Tied to CUNA Mutual Group, CMFG Ventures launched in 2016 “in response to the disruption occurring in financial services,” managing director Brian Kaas said.
It has invested about $100 million to date through 13 portfolio companies in the “fin-tech” space, focusing on ideas that can help customers across a life spectrum that includes education needs, buying a car or home and retiring. It has also established a credit union incubator to test ideas within the industry.
Like American Family Ventures, CMFG Ventures looks for ideas that help the parent company in a competitive world while producing a return on investment.

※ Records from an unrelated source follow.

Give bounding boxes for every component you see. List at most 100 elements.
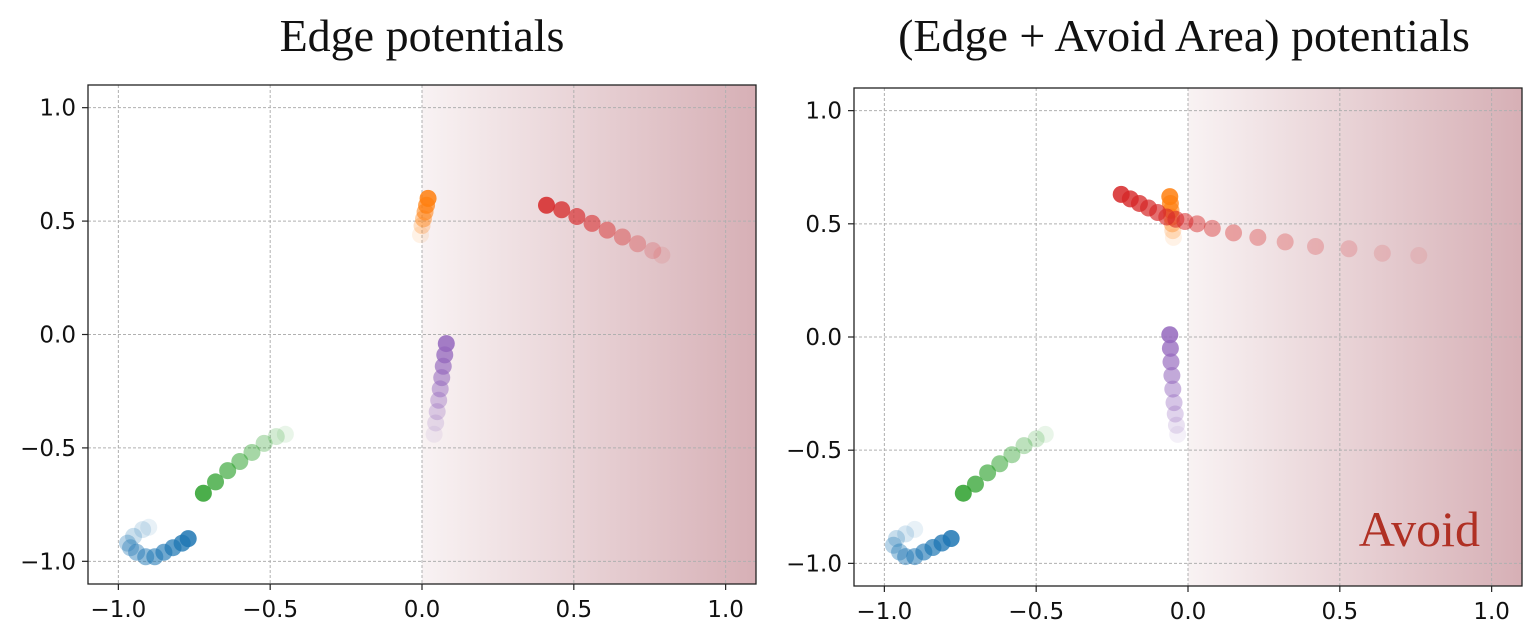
point-green <box>219 462 237 480</box>
point-red <box>537 196 555 214</box>
point-purple <box>1169 425 1187 443</box>
x-tick-label: 1.0 <box>1473 599 1510 625</box>
point-red <box>1307 237 1325 255</box>
point-green <box>243 443 261 461</box>
point-red <box>1112 185 1130 203</box>
point-green <box>966 475 984 493</box>
x-tick-label: −1.0 <box>90 597 146 623</box>
point-red <box>1249 228 1267 246</box>
point-red <box>568 208 586 226</box>
x-tick-label: 0.5 <box>1322 599 1359 625</box>
point-blue <box>140 518 158 536</box>
point-orange <box>1161 188 1179 206</box>
series-green <box>194 425 294 502</box>
y-tick-label: 1.0 <box>39 96 76 122</box>
chart-edge-avoid: −1.0 −0.5 0.0 0.5 1.0 1.0 0.5 0.0 −0.5 −1.0 Avoid <box>786 87 1523 625</box>
point-red <box>644 242 662 260</box>
point-green <box>979 464 997 482</box>
chart-edge: −1.0 −0.5 0.0 0.5 1.0 1.0 0.5 0.0 −0.5 −1.0 <box>20 84 757 623</box>
point-red <box>1410 247 1428 265</box>
series-purple <box>425 335 455 443</box>
point-purple <box>1166 405 1184 423</box>
plot-frame <box>853 87 1523 587</box>
point-green <box>255 434 273 452</box>
avoid-label: Avoid <box>1359 501 1480 557</box>
x-tick-label: −0.5 <box>242 597 298 623</box>
y-tick-label: −1.0 <box>786 551 842 577</box>
point-purple <box>1164 380 1182 398</box>
point-red <box>553 201 571 219</box>
series-orange <box>411 189 437 244</box>
series-blue <box>118 518 197 566</box>
point-red <box>1373 244 1391 262</box>
point-red <box>653 246 671 264</box>
point-green <box>267 428 285 446</box>
point-orange <box>411 226 429 244</box>
x-tick-label: 0.0 <box>1170 599 1207 625</box>
series-red <box>1112 185 1428 265</box>
y-tick-label: 0.0 <box>805 325 842 351</box>
y-tick-label: −0.5 <box>20 436 76 462</box>
point-purple <box>430 391 448 409</box>
point-red <box>1225 224 1243 242</box>
series-purple <box>1161 326 1187 443</box>
point-purple <box>428 403 446 421</box>
y-tick-label: −0.5 <box>786 438 842 464</box>
point-green <box>1003 446 1021 464</box>
point-purple <box>1161 326 1179 344</box>
x-tick-label: 1.0 <box>707 597 744 623</box>
point-red <box>598 221 616 239</box>
point-blue <box>125 527 143 545</box>
point-orange <box>413 217 431 235</box>
point-red <box>1276 233 1294 251</box>
point-red <box>1340 240 1358 258</box>
y-tick-label: 1.0 <box>805 99 842 125</box>
point-green <box>991 455 1009 473</box>
point-red <box>629 235 647 253</box>
point-blue <box>888 529 906 547</box>
point-green <box>194 484 212 502</box>
y-tick-label: −1.0 <box>20 549 76 575</box>
plot-frame <box>87 84 757 585</box>
point-blue <box>942 529 960 547</box>
point-red <box>583 214 601 232</box>
x-tick-label: 0.0 <box>404 597 441 623</box>
series-green <box>954 425 1054 502</box>
point-purple <box>437 335 455 353</box>
point-purple <box>1161 339 1179 357</box>
point-blue <box>134 521 152 539</box>
x-tick-label: −1.0 <box>856 599 912 625</box>
point-green <box>207 473 225 491</box>
point-blue <box>897 525 915 543</box>
point-green <box>276 425 294 443</box>
y-tick-label: 0.5 <box>805 212 842 238</box>
point-blue <box>179 530 197 548</box>
y-tick-label: 0.0 <box>39 323 76 349</box>
series-red <box>537 196 671 264</box>
point-purple <box>1162 353 1180 371</box>
point-blue <box>906 520 924 538</box>
point-green <box>1015 437 1033 455</box>
point-green <box>1027 430 1045 448</box>
chart-title-edge-avoid-potentials: (Edge + Avoid Area) potentials <box>898 10 1470 61</box>
point-red <box>613 228 631 246</box>
point-blue <box>118 534 136 552</box>
point-green <box>231 453 249 471</box>
point-blue <box>891 543 909 561</box>
point-purple <box>1163 366 1181 384</box>
point-purple <box>1165 394 1183 412</box>
point-orange <box>419 189 437 207</box>
point-purple <box>1167 416 1185 434</box>
point-purple <box>425 425 443 443</box>
point-orange <box>1164 228 1182 246</box>
point-green <box>954 484 972 502</box>
point-green <box>1036 425 1054 443</box>
point-red <box>1203 219 1221 237</box>
x-tick-label: −0.5 <box>1008 599 1064 625</box>
x-tick-label: 0.5 <box>556 597 593 623</box>
point-blue <box>122 539 140 557</box>
y-tick-label: 0.5 <box>39 209 76 235</box>
point-blue <box>884 536 902 554</box>
point-purple <box>427 414 445 432</box>
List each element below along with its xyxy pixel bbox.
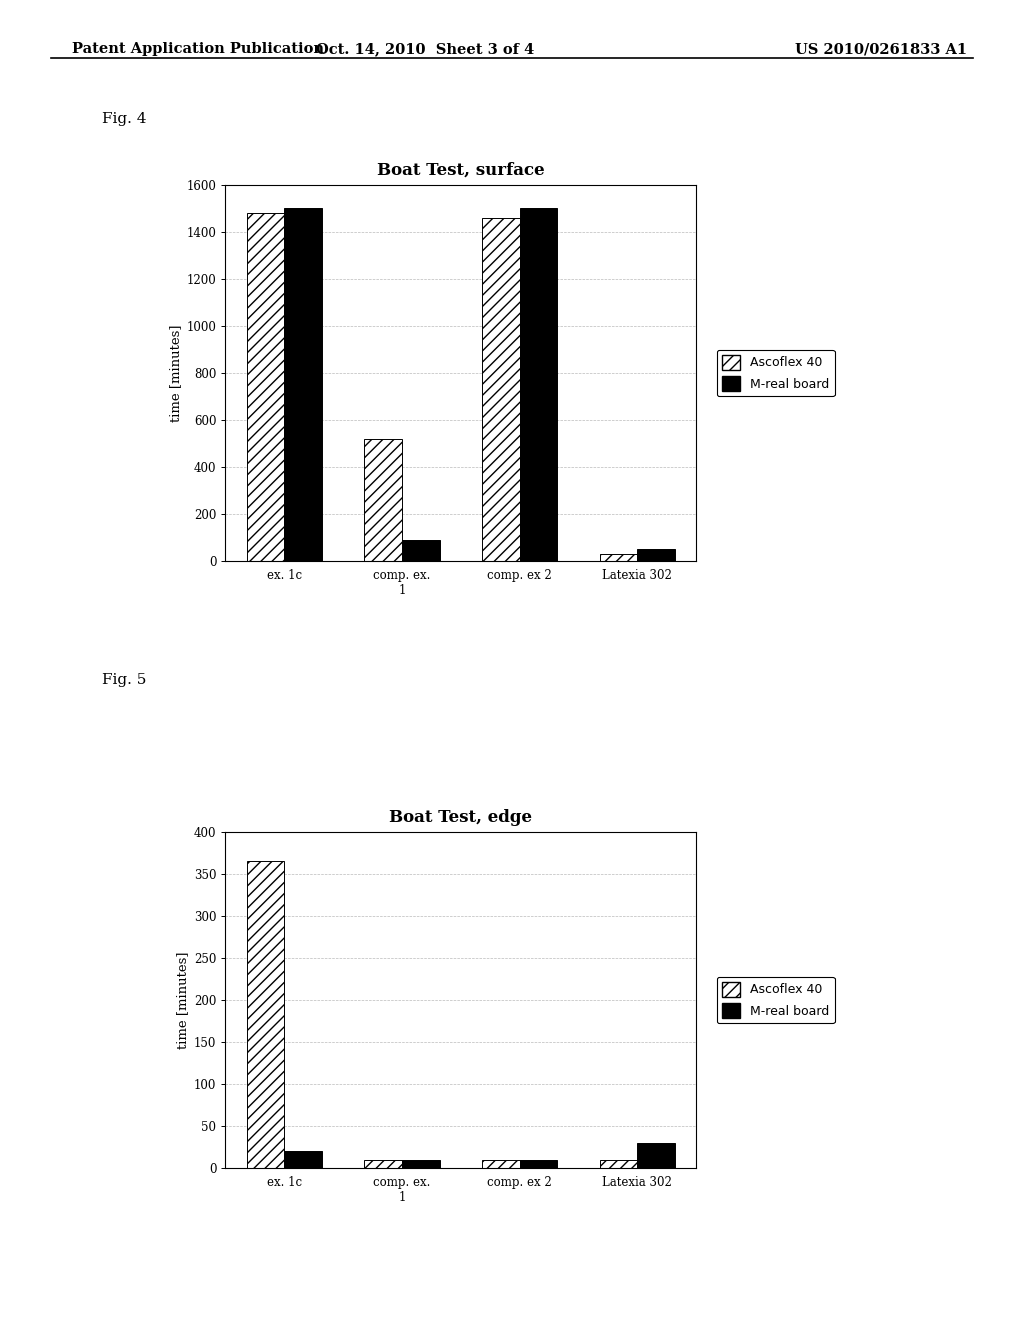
Title: Boat Test, surface: Boat Test, surface <box>377 162 545 180</box>
Bar <box>402 540 439 561</box>
Bar <box>519 209 557 561</box>
Bar <box>285 1151 322 1168</box>
Bar <box>247 213 285 561</box>
Bar <box>519 1160 557 1168</box>
Bar <box>247 861 285 1168</box>
Text: Fig. 4: Fig. 4 <box>102 112 146 127</box>
Bar <box>482 218 519 561</box>
Bar <box>402 1160 439 1168</box>
Bar <box>365 438 402 561</box>
Bar <box>482 1160 519 1168</box>
Bar <box>637 1143 675 1168</box>
Bar <box>600 1160 637 1168</box>
Bar <box>637 549 675 561</box>
Text: Oct. 14, 2010  Sheet 3 of 4: Oct. 14, 2010 Sheet 3 of 4 <box>315 42 535 57</box>
Legend: Ascoflex 40, M-real board: Ascoflex 40, M-real board <box>717 350 835 396</box>
Title: Boat Test, edge: Boat Test, edge <box>389 809 532 826</box>
Text: Fig. 5: Fig. 5 <box>102 673 146 688</box>
Text: Patent Application Publication: Patent Application Publication <box>72 42 324 57</box>
Y-axis label: time [minutes]: time [minutes] <box>169 325 182 421</box>
Bar <box>285 209 322 561</box>
Text: US 2010/0261833 A1: US 2010/0261833 A1 <box>795 42 967 57</box>
Y-axis label: time [minutes]: time [minutes] <box>176 952 189 1048</box>
Bar <box>600 554 637 561</box>
Bar <box>365 1160 402 1168</box>
Legend: Ascoflex 40, M-real board: Ascoflex 40, M-real board <box>717 977 835 1023</box>
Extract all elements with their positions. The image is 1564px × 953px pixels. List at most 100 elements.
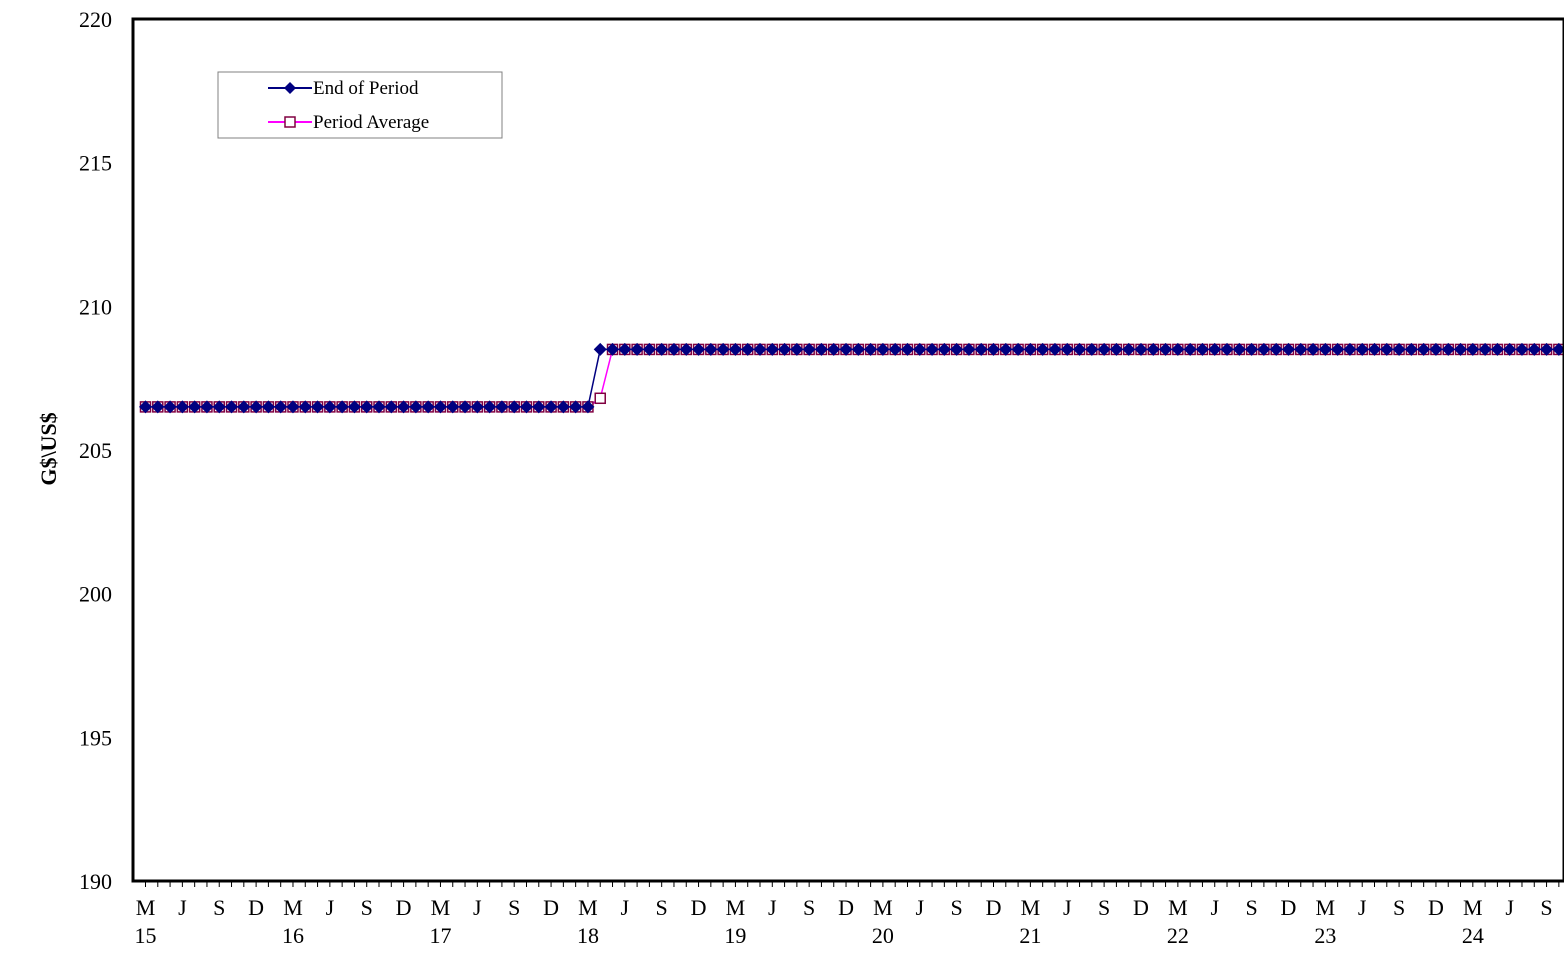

A slightly different approach has been taken by WEA Trust through its arm, NeuGen Health. Because WEA Trust is a health insurer, its vision is to invest in ideas that can improve health-care quality and affordability, produce a reasonable return on investment and create “community impact.”
Dr. Tim Bartholow, WEA’s chief medical officer, described the relatively new fund as dealing with business “pain points” while enhancing “community vitality” across the state, where WEA provides health coverage for about 110,000 people through school districts and other public entities. That’s best done, he explained, by focusing on company investments that can improve health care and health-care costs.
Reducing “economic strain” stemming from the gap between income growth and health-care costs is one way to measure community impact over time, Bartholow said.
Each fund has varied in terms of its focus on Wisconsin investments so far. American Family Ventures has invested in Wisconsin firms but mostly out of state; CMFG Ventures has yet to close a Wisconsin deal because the right companies have yet to appear on its radar screen; and WEA Trust has invested mostly in Wisconsin startups so far.
Along with other investors of all stripes, a mix of corporate funds will be on hand Nov. 6-7 in Madison for the annual Wisconsin Early Stage Symposium. Emerging companies looking to get in front of those investors can apply through Sept. 20 at wisearlystage.com for a change to present and meet with investors, one-on-one.
As with angels and traditional venture capitalists, there are many flavors of corporate investors. It makes sense for entrepreneurs to check out the menu.